AP Images / J. Scott Applewhite
- In a surprise move on Wednesday, Apple issued a press release to announce it was lowering is revenue guidance for its first fiscal quarter, which ended in December.
- Apple previously told investors to expect revenue between $89 billion and $93 billion. Apple revised that estimate down to $84 billion.
- In a letter to investors, Apple CEO Tim Cook offered more details on why iPhone sales were weak during the holiday quarter - and one of the reasons he cited was how customers took advantage of "significantly reduced pricing for iPhone battery replacements."
- In December 2017, after it had been caught quietly throttling the performance of older iPhones, Apple issued an open letter to customers announcing it would cut the price of out-of-warranty iPhone battery replacements from $79 to $29 "for anyone with an iPhone 6 or later," an offer that ended on December 31, 2018.
Apple issued a press release on Wednesday to announce it would be lowering revenue guidance for its first fiscal quarter, which ended in December.
Apple stock was halted in after-hours trading just minutes prior to the announcement. Apple CEO Tim Cook wrote a letter to investors, which was issued alongside the press release, and he also spoke to CNBC Wednesday afternoon to answer questions about the quarter and revised down guidance.
Cook said most of the blame falls squarely on iPhone sales.
"Lower than anticipated iPhone revenue, primarily in Greater China, accounts for all of our revenue shortfall to our guidance and for much more than our entire year-over-year revenue decline," Cook said in the letter.
"In fact, categories outside of iPhone (Services, Mac, iPad, Wearables/Home/Accessories) combined to grow almost 19 percent year-over-year."

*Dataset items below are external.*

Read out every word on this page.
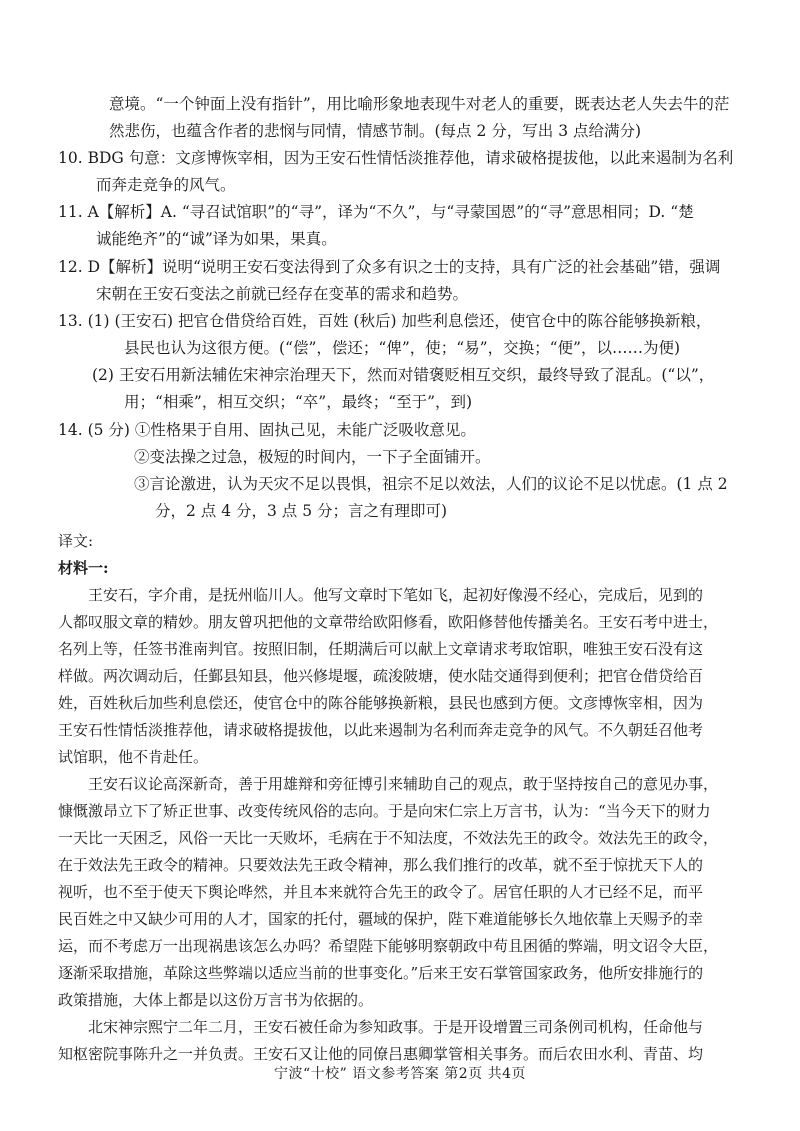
意境。“一个钟面上没有指针”，用比喻形象地表现牛对老人的重要，既表达老人失去牛的茫
然悲伤，也蕴含作者的悲悯与同情，情感节制。(每点 2 分，写出 3 点给满分)
10. BDG 句意：文彦博恢宰相，因为王安石性情恬淡推荐他，请求破格提拔他，以此来遏制为名利
而奔走竞争的风气。
11. A【解析】A. “寻召试馆职”的“寻”，译为“不久”，与“寻蒙国恩”的“寻”意思相同；D. “楚
诚能绝齐”的“诚”译为如果，果真。
12. D【解析】说明“说明王安石变法得到了众多有识之士的支持，具有广泛的社会基础”错，强调
宋朝在王安石变法之前就已经存在变革的需求和趋势。
13. (1) (王安石) 把官仓借贷给百姓，百姓 (秋后) 加些利息偿还，使官仓中的陈谷能够换新粮，
县民也认为这很方便。(“偿”，偿还；“俾”，使；“易”，交换；“便”，以……为便)
(2) 王安石用新法辅佐宋神宗治理天下，然而对错褒贬相互交织，最终导致了混乱。(“以”，
用；“相乘”，相互交织；“卒”，最终；“至于”，到)
14. (5 分) ①性格果于自用、固执己见，未能广泛吸收意见。
②变法操之过急，极短的时间内，一下子全面铺开。
③言论激进，认为天灾不足以畏惧，祖宗不足以效法，人们的议论不足以忧虑。(1 点 2
分，2 点 4 分，3 点 5 分；言之有理即可)
译文:
材料一:
王安石，字介甫，是抚州临川人。他写文章时下笔如飞，起初好像漫不经心，完成后，见到的
人都叹服文章的精妙。朋友曾巩把他的文章带给欧阳修看，欧阳修替他传播美名。王安石考中进士，
名列上等，任签书淮南判官。按照旧制，任期满后可以献上文章请求考取馆职，唯独王安石没有这
样做。两次调动后，任鄞县知县，他兴修堤堰，疏浚陂塘，使水陆交通得到便利；把官仓借贷给百
姓，百姓秋后加些利息偿还，使官仓中的陈谷能够换新粮，县民也感到方便。文彦博恢宰相，因为
王安石性情恬淡推荐他，请求破格提拔他，以此来遏制为名利而奔走竞争的风气。不久朝廷召他考
试馆职，他不肯赴任。
王安石议论高深新奇，善于用雄辩和旁征博引来辅助自己的观点，敢于坚持按自己的意见办事，
慷慨激昂立下了矫正世事、改变传统风俗的志向。于是向宋仁宗上万言书，认为：“当今天下的财力
一天比一天困乏，风俗一天比一天败坏，毛病在于不知法度，不效法先王的政令。效法先王的政令，
在于效法先王政令的精神。只要效法先王政令精神，那么我们推行的改革，就不至于惊扰天下人的
视听，也不至于使天下舆论哗然，并且本来就符合先王的政令了。居官任职的人才已经不足，而平
民百姓之中又缺少可用的人才，国家的托付，疆域的保护，陛下难道能够长久地依靠上天赐予的幸
运，而不考虑万一出现祸患该怎么办吗？希望陛下能够明察朝政中苟且困循的弊端，明文诏令大臣，
逐渐采取措施，革除这些弊端以适应当前的世事变化。”后来王安石掌管国家政务，他所安排施行的
政策措施，大体上都是以这份万言书为依据的。
北宋神宗熙宁二年二月，王安石被任命为参知政事。于是开设增置三司条例司机构，任命他与
知枢密院事陈升之一并负责。王安石又让他的同僚吕惠卿掌管相关事务。而后农田水利、青苗、均
宁波“十校” 语文参考答案 第2页 共4页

The letter offers many possible explanations for why iPhone sales were so weak during the holiday quarter: Cook mentions broader challenges like selling expensive phones in emerging markets, changes to the strength of the dollar, and notably, a relative lack of people who wanted to upgrade their iPhone.
But Cook also listed this among the factors: "some customers taking advantage of significantly reduced pricing for iPhone battery replacements."
The iPhone throttling controversy
Antonio Villas-Boas
Last year, Apple cut the price of an out-of-warranty iPhone battery replacement from $79 to $29 "for anyone with an iPhone 6 or later whose battery needs to be replaced, available worldwide through December 2018."
The reason for this year-long offer, though, was because Apple was caught intentionally slowing down iPhones with older batteries.
In December 2017, new data from Geekbench backed up some long-held theories that replacing the battery in an older iPhone could significantly improve its performance. This suggested that a software limitation was holding back older devices to a slower processor speed. And just a few days after Geekbench's report was published, Apple admitted that it was, in fact, throttling the performance of older iPhones to prevent them from shutting down unexpectedly.
While Apple believed it was in the right place to intentionally lower iPhone performance to save on battery life, the company was facing a good deal of consumer outrage at the time, so it issued an offer at the end of its letter to customers: For one year, until December 31, 2018, customers could go into an Apple store and replace the batteries in their iPhones for just $30.
Apparently, enough people took advantage of that "significantly reduced pricing" on iPhone battery replacements to make a dent to Apple's bottom line in the holiday quarter.